If there is no objection I will now go ahead and finish the work
and check it in.
I believe having this feature is very important, because otherwise it is
very difficult to change the feature generation easily or have all sorts of
different language dependent feature generation.
Jörn
On 5/5/11 2:32 PM, Jörn Kottmann wrote:
Hi all,
https://issues.apache.org/jira/browse/OPENNLP-17
this issue is now discussed and around for quite some time
and I would like to finally try to reach some consensus here.
The issue proposes the ways to solve the problem of defining of
having a file which can be turned into a bunch of feature generator
objects.
These are all the solutions which I discussed for quite some time
with Tom Morton during SourceForge days.
I think the java script solution should not be implemented because
of the security problem it brings, having java script inside the models
makes it easy for someone to do something malicious on your machine
e.g. delete files. To prevent this we would need some kind of sandboxing
which brings more complexity and new issues.
The main disadvantage of having dependency injection (e.g. spring) in
my eyes is
that it adds a new dependency to the project which is not nice, since
OpenNLP
is a library which should come without dependencies. For example when
you have
a bigger project it is very annoying when every library brings
different dependencies
in. And using OpenNLP should of course always be a positive experience.
Another disadvantge I see here is that the xml to describe the feature
generation
is rather long compared to a custom xml based dsl.

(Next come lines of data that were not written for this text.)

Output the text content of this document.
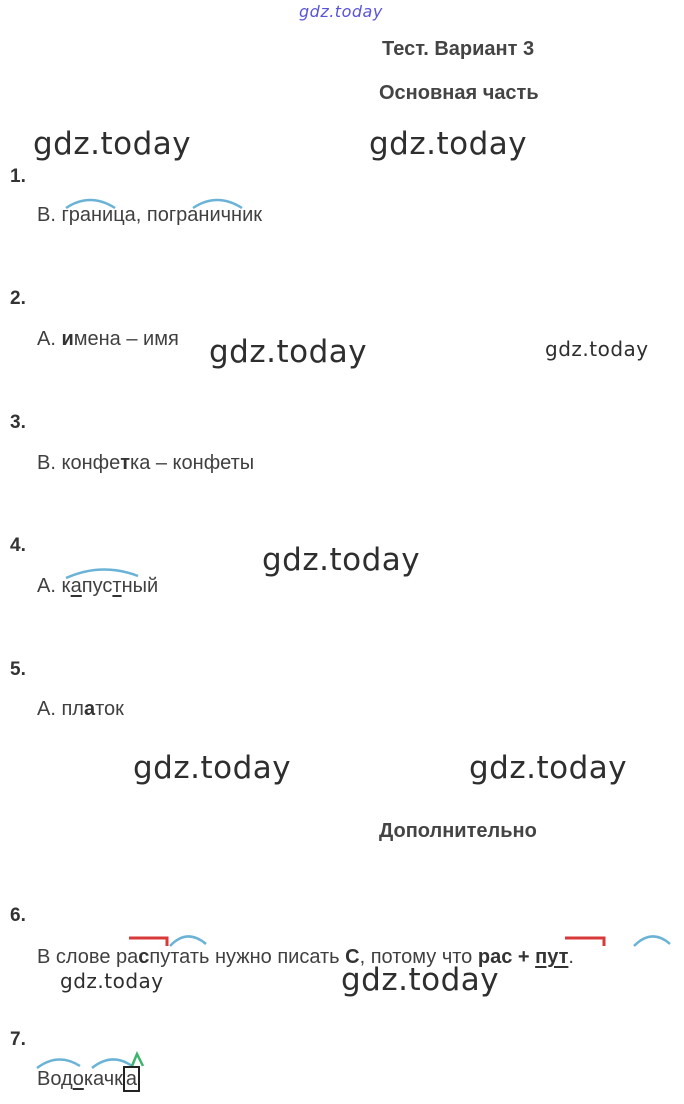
gdz.today
Тест. Вариант 3
Основная часть
gdz.today	gdz.today
1.
В. граница, пограничник
2.
А. имена – имя gdz.today	gdz.today
3.
В. конфетка – конфеты
4.	gdz.today
А. капустный
5.
А. платок
gdz.today	gdz.today
Дополнительно
6.
В слове распутать нужно писать С, потому что рас + пут.
gdz.today	gdz.today
7.
Водокачк а
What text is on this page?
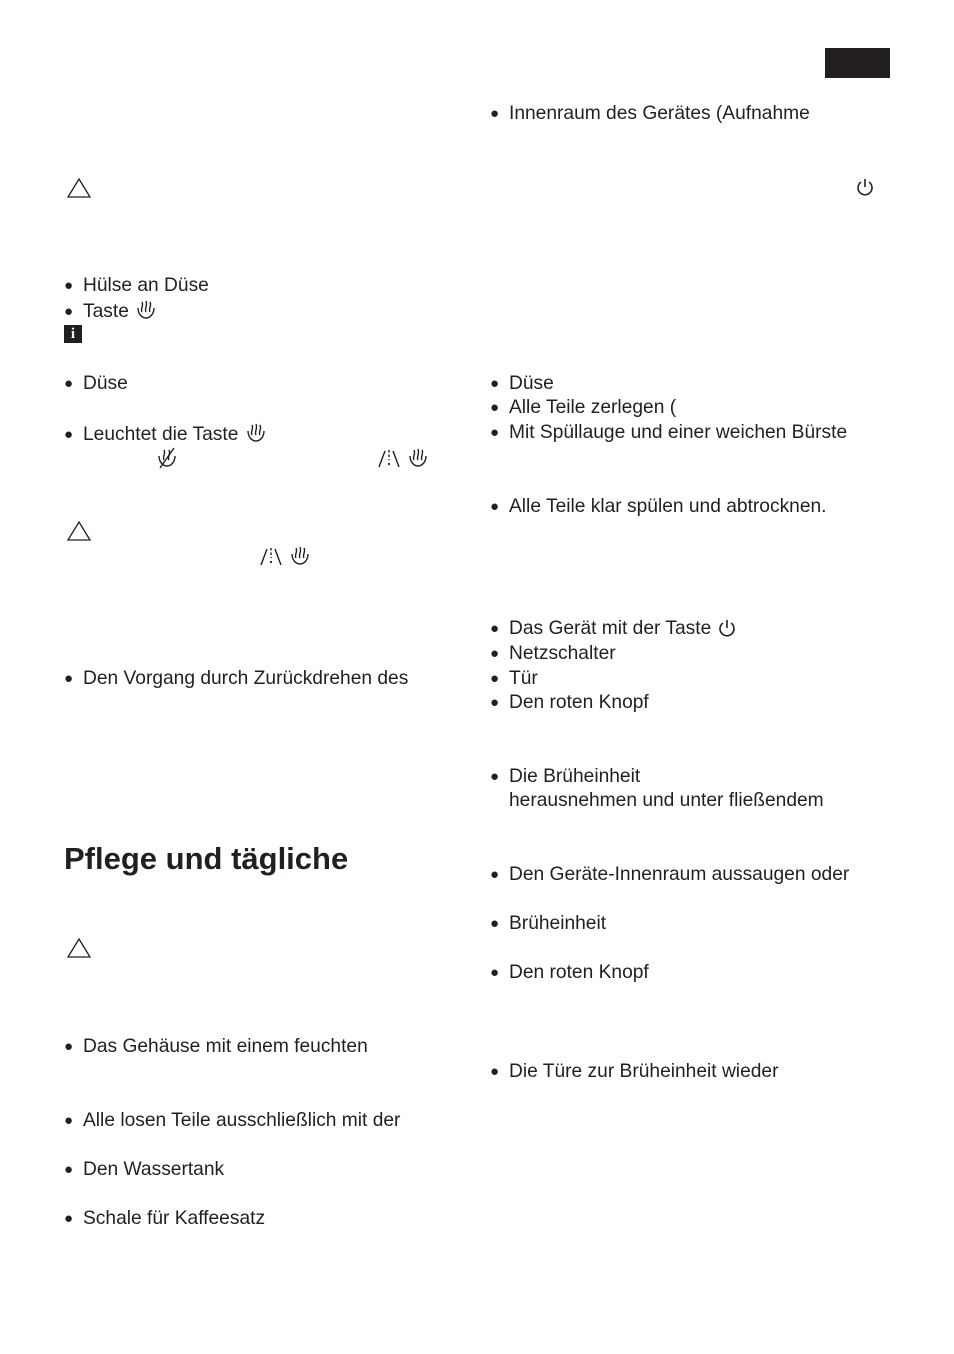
● Innenraum des Gerätes (Aufnahme
● Hülse an Düse
● Taste
i
● Düse
● Leuchtet die Taste
● Den Vorgang durch Zurückdrehen des
Pflege und tägliche
● Das Gehäuse mit einem feuchten
● Alle losen Teile ausschließlich mit der
● Den Wassertank
● Schale für Kaffeesatz
● Düse
● Alle Teile zerlegen (
● Mit Spüllauge und einer weichen Bürste
● Alle Teile klar spülen und abtrocknen.
● Das Gerät mit der Taste
● Netzschalter
● Tür
● Den roten Knopf
● Die Brüheinheit
herausnehmen und unter fließendem
● Den Geräte-Innenraum aussaugen oder
● Brüheinheit
● Den roten Knopf
● Die Türe zur Brüheinheit wieder
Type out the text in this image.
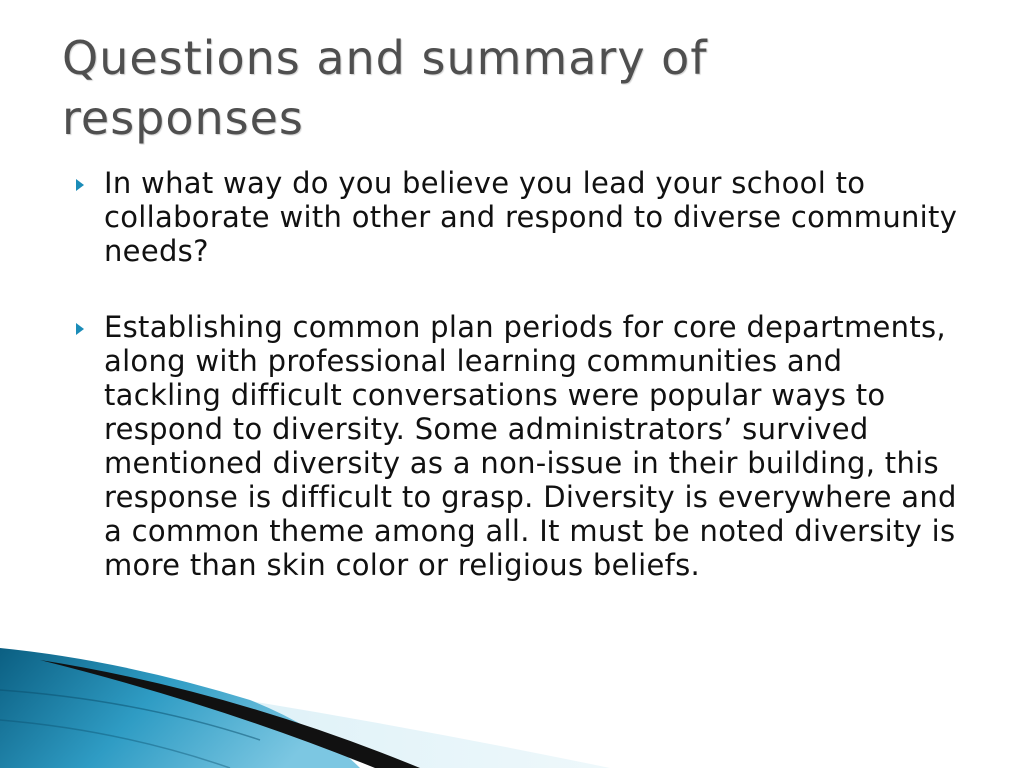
Questions and summary of responses
In what way do you believe you lead your school to collaborate with other and respond to diverse community needs?
Establishing common plan periods for core departments, along with professional learning communities and tackling difficult conversations were popular ways to respond to diversity. Some administrators’ survived mentioned diversity as a non-issue in their building, this response is difficult to grasp. Diversity is everywhere and a common theme among all. It must be noted diversity is more than skin color or religious beliefs.
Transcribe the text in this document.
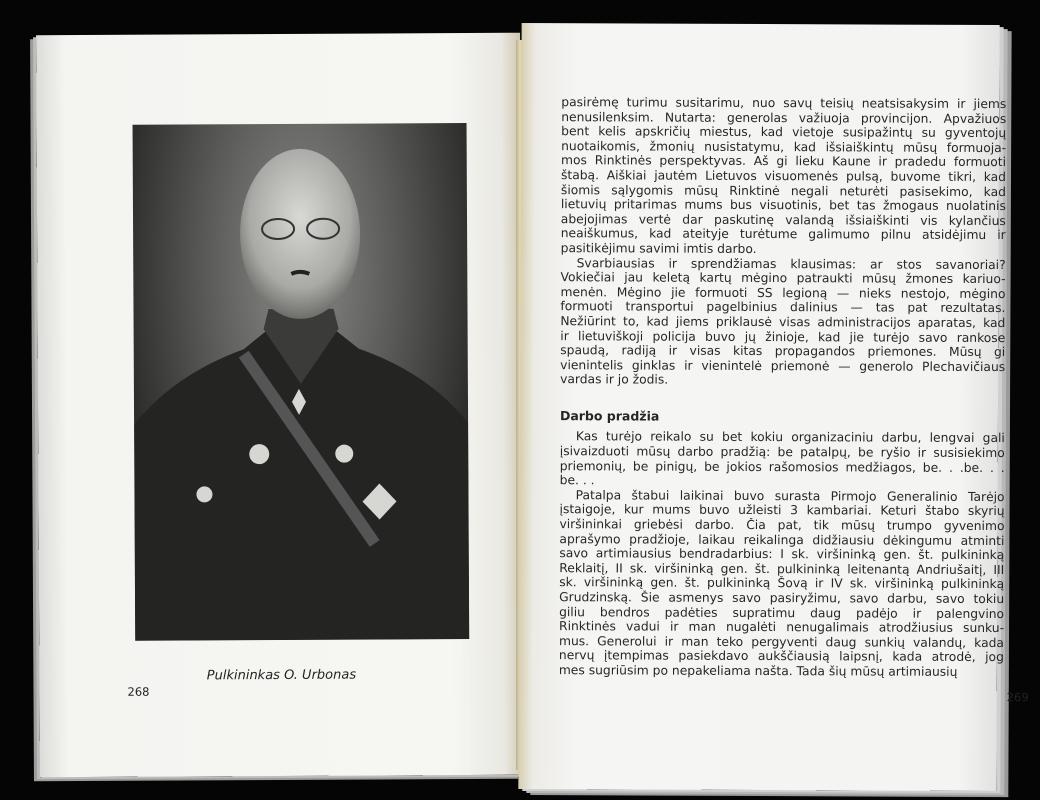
Pulkininkas O. Urbonas
268
pasirėmę turimu susitarimu, nuo savų teisių neatsisakysim ir jiems
nenusilenksim. Nutarta: generolas važiuoja provincijon. Apvažiuos
bent kelis apskričių miestus, kad vietoje susipažintų su gyventojų
nuotaikomis, žmonių nusistatymu, kad išsiaiškintų mūsų formuoja-
mos Rinktinės perspektyvas. Aš gi lieku Kaune ir pradedu formuoti
štabą. Aiškiai jautėm Lietuvos visuomenės pulsą, buvome tikri, kad
šiomis sąlygomis mūsų Rinktinė negali neturėti pasisekimo, kad
lietuvių pritarimas mums bus visuotinis, bet tas žmogaus nuolatinis
abejojimas vertė dar paskutinę valandą išsiaiškinti vis kylančius
neaiškumus, kad ateityje turėtume galimumo pilnu atsidėjimu ir
pasitikėjimu savimi imtis darbo.
Svarbiausias ir sprendžiamas klausimas: ar stos savanoriai?
Vokiečiai jau keletą kartų mėgino patraukti mūsų žmones kariuo-
menėn. Mėgino jie formuoti SS legioną — nieks nestojo, mėgino
formuoti transportui pagelbinius dalinius — tas pat rezultatas.
Nežiūrint to, kad jiems priklausė visas administracijos aparatas, kad
ir lietuviškoji policija buvo jų žinioje, kad jie turėjo savo rankose
spaudą, radiją ir visas kitas propagandos priemones. Mūsų gi
vienintelis ginklas ir vienintelė priemonė — generolo Plechavičiaus
vardas ir jo žodis.
Darbo pradžia
Kas turėjo reikalo su bet kokiu organizaciniu darbu, lengvai gali
įsivaizduoti mūsų darbo pradžią: be patalpų, be ryšio ir susisiekimo
priemonių, be pinigų, be jokios rašomosios medžiagos, be. . .be. . .
be. . .
Patalpa štabui laikinai buvo surasta Pirmojo Generalinio Tarėjo
įstaigoje, kur mums buvo užleisti 3 kambariai. Keturi štabo skyrių
viršininkai griebėsi darbo. Čia pat, tik mūsų trumpo gyvenimo
aprašymo pradžioje, laikau reikalinga didžiausiu dėkingumu atminti
savo artimiausius bendradarbius: I sk. viršininką gen. št. pulkininką
Reklaitį, II sk. viršininką gen. št. pulkininką leitenantą Andriušaitį, III
sk. viršininką gen. št. pulkininką Šovą ir IV sk. viršininką pulkininką
Grudzinską. Šie asmenys savo pasiryžimu, savo darbu, savo tokiu
giliu bendros padėties supratimu daug padėjo ir palengvino
Rinktinės vadui ir man nugalėti nenugalimais atrodžiusius sunku-
mus. Generolui ir man teko pergyventi daug sunkių valandų, kada
nervų įtempimas pasiekdavo aukščiausią laipsnį, kada atrodė, jog
mes sugriūsim po nepakeliama našta. Tada šių mūsų artimiausių
269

The solution I am +1 for is to make a custom xml format which defines
how the feature
generators are put together. The big advantage I see here over
dependency injection is that
the xml looks nicer and is also shorter which makes it easier to
discuss different feature
generations e.g. on the mailing list.
This solution is more or less already implemented and I would also
extend our documentation
to explain how it works. Another concern raised it that it might need
more maintance than
the dependency injection solution, but I think that is not really be
true in the long run, since
the DI library might also changed and might need updating to new APIs.
Just coding against the java library usually produces code which is
very stable because the
underlying APIs never change and are very well tested.
If there are no objections from the other committers I would like to
go ahead with
the custom xml solution.
Jörn